The other Irish consultants appear undaunted by the emergence of this consulting powerhouse with a dominance ranging across the administrative, actuarial, trustee and investment services. As Kevin Goss at Aon Beech Hill puts it positively: The merger eliminates one competitor and must increase our opportunities."
Similarly at the pension consultancy arm of Coyle Hamilton, Joe Byrne says: "We are already being invited for business that may not have come our way before." He thinks there will inevitably be a drift away from the new group by smaller funds, in addition, the inevitable conflicts of interest in mergers means appointments could come their way in M&A situations.
"There will be more competition for government work," he adds.
A pension fund manager is not so optimistic: "I have concerns about this dominant position and I think there is a need for another strong player to emerge."
But the problem is that the second tier firms are much the same size and most have their international tie-ups, effectively preventing regrouping.
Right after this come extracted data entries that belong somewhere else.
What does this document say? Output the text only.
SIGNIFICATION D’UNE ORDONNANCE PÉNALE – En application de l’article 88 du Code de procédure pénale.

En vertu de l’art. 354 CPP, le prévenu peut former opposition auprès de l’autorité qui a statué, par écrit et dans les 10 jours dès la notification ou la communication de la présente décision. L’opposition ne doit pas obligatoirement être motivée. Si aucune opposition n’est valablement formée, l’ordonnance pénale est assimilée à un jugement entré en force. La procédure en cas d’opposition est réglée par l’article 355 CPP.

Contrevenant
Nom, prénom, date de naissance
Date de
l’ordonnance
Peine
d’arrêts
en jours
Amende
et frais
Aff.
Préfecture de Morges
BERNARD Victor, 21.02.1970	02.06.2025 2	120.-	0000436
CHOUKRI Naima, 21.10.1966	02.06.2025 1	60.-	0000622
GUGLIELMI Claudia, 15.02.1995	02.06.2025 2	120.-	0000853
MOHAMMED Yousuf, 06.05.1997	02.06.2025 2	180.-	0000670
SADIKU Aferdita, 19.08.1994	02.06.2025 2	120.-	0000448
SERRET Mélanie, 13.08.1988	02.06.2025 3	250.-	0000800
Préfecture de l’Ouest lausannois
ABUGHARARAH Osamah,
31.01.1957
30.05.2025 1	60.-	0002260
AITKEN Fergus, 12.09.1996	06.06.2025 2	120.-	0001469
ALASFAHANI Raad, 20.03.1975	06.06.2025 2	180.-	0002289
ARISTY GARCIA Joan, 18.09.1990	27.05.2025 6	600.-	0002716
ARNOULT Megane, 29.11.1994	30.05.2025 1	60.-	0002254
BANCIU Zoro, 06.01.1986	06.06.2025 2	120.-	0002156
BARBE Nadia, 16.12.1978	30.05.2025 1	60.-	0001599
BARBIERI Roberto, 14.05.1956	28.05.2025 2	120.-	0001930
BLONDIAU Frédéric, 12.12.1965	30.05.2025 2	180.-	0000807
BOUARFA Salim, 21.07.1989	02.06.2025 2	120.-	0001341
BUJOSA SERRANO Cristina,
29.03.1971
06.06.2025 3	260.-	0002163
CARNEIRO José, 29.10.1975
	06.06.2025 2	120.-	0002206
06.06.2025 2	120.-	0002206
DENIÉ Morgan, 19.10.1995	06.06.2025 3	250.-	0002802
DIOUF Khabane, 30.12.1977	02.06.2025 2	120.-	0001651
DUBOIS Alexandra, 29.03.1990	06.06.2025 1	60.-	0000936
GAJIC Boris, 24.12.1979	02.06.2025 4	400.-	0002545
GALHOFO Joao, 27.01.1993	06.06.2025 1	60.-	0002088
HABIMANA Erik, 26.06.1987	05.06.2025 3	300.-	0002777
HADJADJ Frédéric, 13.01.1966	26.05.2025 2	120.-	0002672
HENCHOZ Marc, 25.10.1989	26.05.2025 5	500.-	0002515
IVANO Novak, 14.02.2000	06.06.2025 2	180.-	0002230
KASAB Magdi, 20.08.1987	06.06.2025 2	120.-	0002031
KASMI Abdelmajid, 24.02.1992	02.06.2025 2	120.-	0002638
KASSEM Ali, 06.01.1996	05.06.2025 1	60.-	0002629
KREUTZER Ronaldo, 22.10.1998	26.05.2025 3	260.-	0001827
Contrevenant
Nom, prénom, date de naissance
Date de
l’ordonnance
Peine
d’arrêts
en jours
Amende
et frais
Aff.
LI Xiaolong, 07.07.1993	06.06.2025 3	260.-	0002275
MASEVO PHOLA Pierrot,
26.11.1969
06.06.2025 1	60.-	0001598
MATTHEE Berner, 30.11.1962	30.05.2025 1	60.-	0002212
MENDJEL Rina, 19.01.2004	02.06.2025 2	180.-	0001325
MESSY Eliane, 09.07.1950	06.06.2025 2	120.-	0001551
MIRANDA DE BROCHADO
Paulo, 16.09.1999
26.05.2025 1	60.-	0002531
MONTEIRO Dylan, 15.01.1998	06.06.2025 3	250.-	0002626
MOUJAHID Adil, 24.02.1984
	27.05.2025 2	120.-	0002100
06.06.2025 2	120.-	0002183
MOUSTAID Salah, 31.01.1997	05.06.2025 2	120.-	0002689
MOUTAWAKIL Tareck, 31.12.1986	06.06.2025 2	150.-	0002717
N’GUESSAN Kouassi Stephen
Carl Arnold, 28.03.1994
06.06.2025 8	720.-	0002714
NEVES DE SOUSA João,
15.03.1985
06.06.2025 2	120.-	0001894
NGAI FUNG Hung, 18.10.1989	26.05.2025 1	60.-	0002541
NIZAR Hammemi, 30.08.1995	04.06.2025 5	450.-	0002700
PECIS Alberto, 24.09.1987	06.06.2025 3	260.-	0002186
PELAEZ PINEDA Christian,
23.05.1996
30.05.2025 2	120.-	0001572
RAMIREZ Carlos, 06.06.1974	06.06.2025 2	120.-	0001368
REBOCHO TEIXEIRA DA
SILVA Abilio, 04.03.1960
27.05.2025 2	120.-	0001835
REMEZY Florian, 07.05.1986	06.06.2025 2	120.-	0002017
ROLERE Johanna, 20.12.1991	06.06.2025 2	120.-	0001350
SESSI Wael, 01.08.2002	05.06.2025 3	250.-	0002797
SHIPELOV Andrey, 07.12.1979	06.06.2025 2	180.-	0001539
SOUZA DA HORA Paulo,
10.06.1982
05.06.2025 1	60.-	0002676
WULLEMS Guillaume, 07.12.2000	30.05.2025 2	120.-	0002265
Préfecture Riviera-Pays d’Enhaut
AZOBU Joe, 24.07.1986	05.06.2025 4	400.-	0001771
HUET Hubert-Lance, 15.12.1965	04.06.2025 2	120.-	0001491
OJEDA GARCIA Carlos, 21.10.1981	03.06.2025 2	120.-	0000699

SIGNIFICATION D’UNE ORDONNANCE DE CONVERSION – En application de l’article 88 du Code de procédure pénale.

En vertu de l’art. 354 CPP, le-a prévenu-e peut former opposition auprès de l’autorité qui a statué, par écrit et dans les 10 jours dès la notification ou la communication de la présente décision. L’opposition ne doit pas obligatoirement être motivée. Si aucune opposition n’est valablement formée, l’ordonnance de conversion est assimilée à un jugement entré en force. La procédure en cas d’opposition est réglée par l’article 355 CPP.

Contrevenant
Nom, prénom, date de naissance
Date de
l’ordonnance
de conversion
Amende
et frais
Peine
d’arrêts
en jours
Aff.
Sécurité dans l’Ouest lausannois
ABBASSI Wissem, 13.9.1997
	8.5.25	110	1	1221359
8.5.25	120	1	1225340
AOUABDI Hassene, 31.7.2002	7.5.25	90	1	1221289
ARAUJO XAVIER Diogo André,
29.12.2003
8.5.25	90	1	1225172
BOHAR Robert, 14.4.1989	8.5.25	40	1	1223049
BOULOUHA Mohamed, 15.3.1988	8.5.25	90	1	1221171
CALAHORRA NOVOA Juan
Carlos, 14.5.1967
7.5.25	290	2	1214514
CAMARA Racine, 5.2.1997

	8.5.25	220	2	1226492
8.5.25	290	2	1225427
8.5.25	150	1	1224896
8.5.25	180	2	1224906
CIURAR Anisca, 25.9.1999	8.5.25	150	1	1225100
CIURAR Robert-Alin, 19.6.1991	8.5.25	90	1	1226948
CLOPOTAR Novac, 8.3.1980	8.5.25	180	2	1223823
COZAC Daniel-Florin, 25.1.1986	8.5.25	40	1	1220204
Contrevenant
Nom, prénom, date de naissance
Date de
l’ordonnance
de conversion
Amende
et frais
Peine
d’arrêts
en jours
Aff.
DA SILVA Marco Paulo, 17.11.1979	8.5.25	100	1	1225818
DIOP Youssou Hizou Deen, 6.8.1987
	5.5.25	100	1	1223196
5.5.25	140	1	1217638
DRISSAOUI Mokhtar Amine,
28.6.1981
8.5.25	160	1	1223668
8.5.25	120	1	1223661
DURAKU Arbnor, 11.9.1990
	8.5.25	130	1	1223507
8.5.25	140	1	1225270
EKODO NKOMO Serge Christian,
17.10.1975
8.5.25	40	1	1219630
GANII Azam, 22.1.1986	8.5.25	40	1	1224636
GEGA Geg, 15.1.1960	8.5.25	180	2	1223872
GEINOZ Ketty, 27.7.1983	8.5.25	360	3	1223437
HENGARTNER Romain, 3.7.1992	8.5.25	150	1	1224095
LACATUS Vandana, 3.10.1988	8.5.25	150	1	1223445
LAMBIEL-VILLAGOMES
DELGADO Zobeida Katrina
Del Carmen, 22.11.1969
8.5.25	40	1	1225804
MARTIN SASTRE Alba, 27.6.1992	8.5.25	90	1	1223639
"So who is going to form a reasonably sized competitor?" Asset managers are equally alive to the new situation, one says: "If you are not on the Mercer list, you've had it." Another adds: "Should you fall foul of them, it could have a big impact on your business. We were surprised the merger was not referred or that they were not asked to offload some elements of their business." Declaring the merger to be "a super development", Alan Broxson, formerly of IPT, who was previously president of the European Federation for Retirement Provision, points to the challenges ahead for consultants to keep up with the rapid growth in their business. "The challenge is to have enough trained staff." He notes the changes brought about by the national initiative on pensions and the imminent arrival of the new third pillar products, which will have big im-plications for consultants of all sizes.